Differential expression of pathogenic genes of Entamoeba histolytica vs E. dispar in a model of infection using human liver tissue explants

Abstract

We sought to establish an ex vivo model for examining the interaction of E. histolytica with human tissue, using precision-cut liver slices (PCLS) from donated organs. E. histolytica- or E. dispar-infected PCLS were analyzed at different post-infection times (0, 1, 3, 24 and 48 h) to evaluate the relation between tissue damage and the expression of genes associated with three factors: a) parasite survival (peroxiredoxin, superoxide dismutase and 70 kDa heat shock protein), b) parasite virulence (EhGal/GalNAc lectin, amoebapore, cysteine proteases and calreticulin), and c) the host inflammatory response (various cytokines). Unlike E. dispar (non-pathogenic), E. histolytica produced some damage to the structure of hepatic parenchyma. Overall, greater expression of virulence genes existed in E. histolytica-infected versus E. dispar-infected tissue. Accordingly, there was an increased expression of EhGal/GalNAc lectin, Ehap-a and Ehcp-5, Ehcp-2, ehcp-1 genes with E. histolytica, and a decreased or lack of expression of Ehcp-2, and Ehap-a genes with E. dispar. E. histolytica-infected tissue also exhibited an elevated expression of genes linked to survival, principally peroxiredoxin, superoxide dismutase and Ehhsp-70. Moreover, E. histolytica-infected tissue showed an overexpression of some genes encoding for pro-inflammatory interleukins (ILs), such as il-8, ifn-γ and tnf-α. Contrarily, E. dispar-infected tissue displayed higher levels of il-10, the gene for the corresponding anti-inflammatory cytokine. Additionally, other genes were investigated that are important in the host-parasite relationship, including those encoding for the 20 kDa heat shock protein (HSP-20), the AIG-1 protein, and immune dominant variable surface antigen, as well as for proteins apparently involved in mechanisms for the protection of the trophozoites in different environments (e.g., thioredoxin-reductase, oxido-reductase, and 9 hypothetical proteins). Some of the hypothetical proteins evidenced interesting overexpression rates, however we should wait to their characterization. This finding suggest that the present model could be advantageous for exploring the complex interaction between trophozoites and hepatocytes during the development of ALA, particularly in the initial stages of infection.

Fig 1. Histological analysis of the presence of trophozoites.

PCLS from human liver tissue were infected with E. histolytica or E. dispar trophozoites at different times (0, 1, 3, 24 and 48 h). The column entitled “without trophozoites” corresponds to the control. Tissues were stained with PAS. The arrows point out some illustrative trophozoites in representative images. Scale bar = 20 μm.

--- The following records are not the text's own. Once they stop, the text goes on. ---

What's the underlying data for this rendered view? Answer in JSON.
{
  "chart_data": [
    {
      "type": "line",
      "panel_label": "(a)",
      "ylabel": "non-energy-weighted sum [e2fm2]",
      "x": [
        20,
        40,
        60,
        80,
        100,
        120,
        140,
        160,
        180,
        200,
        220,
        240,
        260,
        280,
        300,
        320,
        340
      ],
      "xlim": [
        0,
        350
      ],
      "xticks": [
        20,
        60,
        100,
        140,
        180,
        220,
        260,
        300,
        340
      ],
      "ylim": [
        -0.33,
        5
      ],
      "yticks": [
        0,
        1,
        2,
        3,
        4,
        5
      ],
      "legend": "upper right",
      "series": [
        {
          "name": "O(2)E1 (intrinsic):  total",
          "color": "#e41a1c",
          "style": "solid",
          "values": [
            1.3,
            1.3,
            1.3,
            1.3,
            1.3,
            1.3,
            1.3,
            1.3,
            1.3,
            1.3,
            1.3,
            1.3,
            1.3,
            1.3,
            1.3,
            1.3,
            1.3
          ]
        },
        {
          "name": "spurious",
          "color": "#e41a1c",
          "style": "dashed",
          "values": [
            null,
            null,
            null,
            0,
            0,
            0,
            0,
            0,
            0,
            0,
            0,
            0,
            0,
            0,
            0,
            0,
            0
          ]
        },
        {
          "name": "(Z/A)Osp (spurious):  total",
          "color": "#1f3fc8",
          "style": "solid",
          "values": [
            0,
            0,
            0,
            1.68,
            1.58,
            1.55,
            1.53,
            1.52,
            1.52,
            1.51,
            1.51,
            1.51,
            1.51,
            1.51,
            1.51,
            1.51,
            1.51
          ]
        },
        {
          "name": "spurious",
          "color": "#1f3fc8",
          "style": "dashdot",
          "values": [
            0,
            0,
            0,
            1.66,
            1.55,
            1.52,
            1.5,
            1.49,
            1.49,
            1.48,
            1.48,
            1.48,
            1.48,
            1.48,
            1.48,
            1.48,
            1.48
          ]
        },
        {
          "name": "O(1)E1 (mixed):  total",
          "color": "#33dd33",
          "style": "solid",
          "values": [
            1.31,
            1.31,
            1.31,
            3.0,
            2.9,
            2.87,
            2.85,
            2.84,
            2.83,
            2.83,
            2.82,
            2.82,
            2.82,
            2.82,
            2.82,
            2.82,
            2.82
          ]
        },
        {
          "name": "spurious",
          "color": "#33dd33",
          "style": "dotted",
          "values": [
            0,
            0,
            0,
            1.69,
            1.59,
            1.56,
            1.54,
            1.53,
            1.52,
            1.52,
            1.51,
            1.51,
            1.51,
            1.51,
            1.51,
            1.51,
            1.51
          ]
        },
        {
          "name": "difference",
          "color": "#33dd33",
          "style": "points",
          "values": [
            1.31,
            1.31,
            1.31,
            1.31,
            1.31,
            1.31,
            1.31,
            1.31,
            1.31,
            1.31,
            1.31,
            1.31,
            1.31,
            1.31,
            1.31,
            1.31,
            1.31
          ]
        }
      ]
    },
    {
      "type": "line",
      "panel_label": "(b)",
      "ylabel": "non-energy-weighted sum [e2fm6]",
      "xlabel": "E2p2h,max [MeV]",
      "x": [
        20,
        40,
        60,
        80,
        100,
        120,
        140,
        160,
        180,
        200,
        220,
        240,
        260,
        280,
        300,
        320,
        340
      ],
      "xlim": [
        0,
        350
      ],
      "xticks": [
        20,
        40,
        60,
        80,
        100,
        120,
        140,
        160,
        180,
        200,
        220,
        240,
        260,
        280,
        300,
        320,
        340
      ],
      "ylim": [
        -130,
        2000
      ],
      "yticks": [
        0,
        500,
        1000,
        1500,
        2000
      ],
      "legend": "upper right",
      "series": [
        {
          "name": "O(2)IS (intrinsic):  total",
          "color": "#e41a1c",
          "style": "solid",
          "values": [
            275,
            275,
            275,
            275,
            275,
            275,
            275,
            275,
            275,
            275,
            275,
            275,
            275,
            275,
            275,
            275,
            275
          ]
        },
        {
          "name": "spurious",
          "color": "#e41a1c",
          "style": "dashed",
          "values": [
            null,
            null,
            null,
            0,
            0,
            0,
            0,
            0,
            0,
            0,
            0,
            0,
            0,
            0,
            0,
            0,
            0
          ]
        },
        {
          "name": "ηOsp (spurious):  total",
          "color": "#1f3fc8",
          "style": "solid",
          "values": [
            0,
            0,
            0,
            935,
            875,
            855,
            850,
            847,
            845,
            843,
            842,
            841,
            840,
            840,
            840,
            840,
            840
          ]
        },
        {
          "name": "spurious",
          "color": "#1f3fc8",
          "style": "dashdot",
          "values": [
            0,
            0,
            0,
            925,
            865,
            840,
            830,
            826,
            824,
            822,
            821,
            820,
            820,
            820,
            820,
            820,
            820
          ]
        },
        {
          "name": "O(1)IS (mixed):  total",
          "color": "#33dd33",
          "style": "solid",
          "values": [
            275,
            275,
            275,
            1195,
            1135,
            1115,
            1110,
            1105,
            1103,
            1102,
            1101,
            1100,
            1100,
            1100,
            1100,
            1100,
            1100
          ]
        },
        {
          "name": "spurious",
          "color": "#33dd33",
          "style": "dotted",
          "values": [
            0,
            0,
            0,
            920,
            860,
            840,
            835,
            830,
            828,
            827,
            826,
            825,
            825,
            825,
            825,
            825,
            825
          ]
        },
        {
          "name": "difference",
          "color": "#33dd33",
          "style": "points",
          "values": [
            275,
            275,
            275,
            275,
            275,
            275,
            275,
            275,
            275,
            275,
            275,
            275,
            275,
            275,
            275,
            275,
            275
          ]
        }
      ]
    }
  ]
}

Fig 2. Immuno-histochemical detection of EhCRT and Ehlect.

PCLS from human liver tissue were inoculated ex vivo with E. histolytica or E. dispar trophozoites at different times (1, 3, 24 and 48 h). Tissues were counterstained with eosin. The arrows point out some illustrative trophozoites in representative images. Scale bar = 20 μm.

Fig 3. Expression levels of genes linked to the immune response in human liver tissue.

After human PCLS were ex vivo infected with E. histolytica or E. dispar trophozoites at different times (1, 3, 24 and 48 h), the relative quantification (RQ) was determined (by qPCR) for the mRNA of some genes encoding for human cytokines. RQ represents a logarithmic scale, expressed as the mean of separate assays. *p<0.05.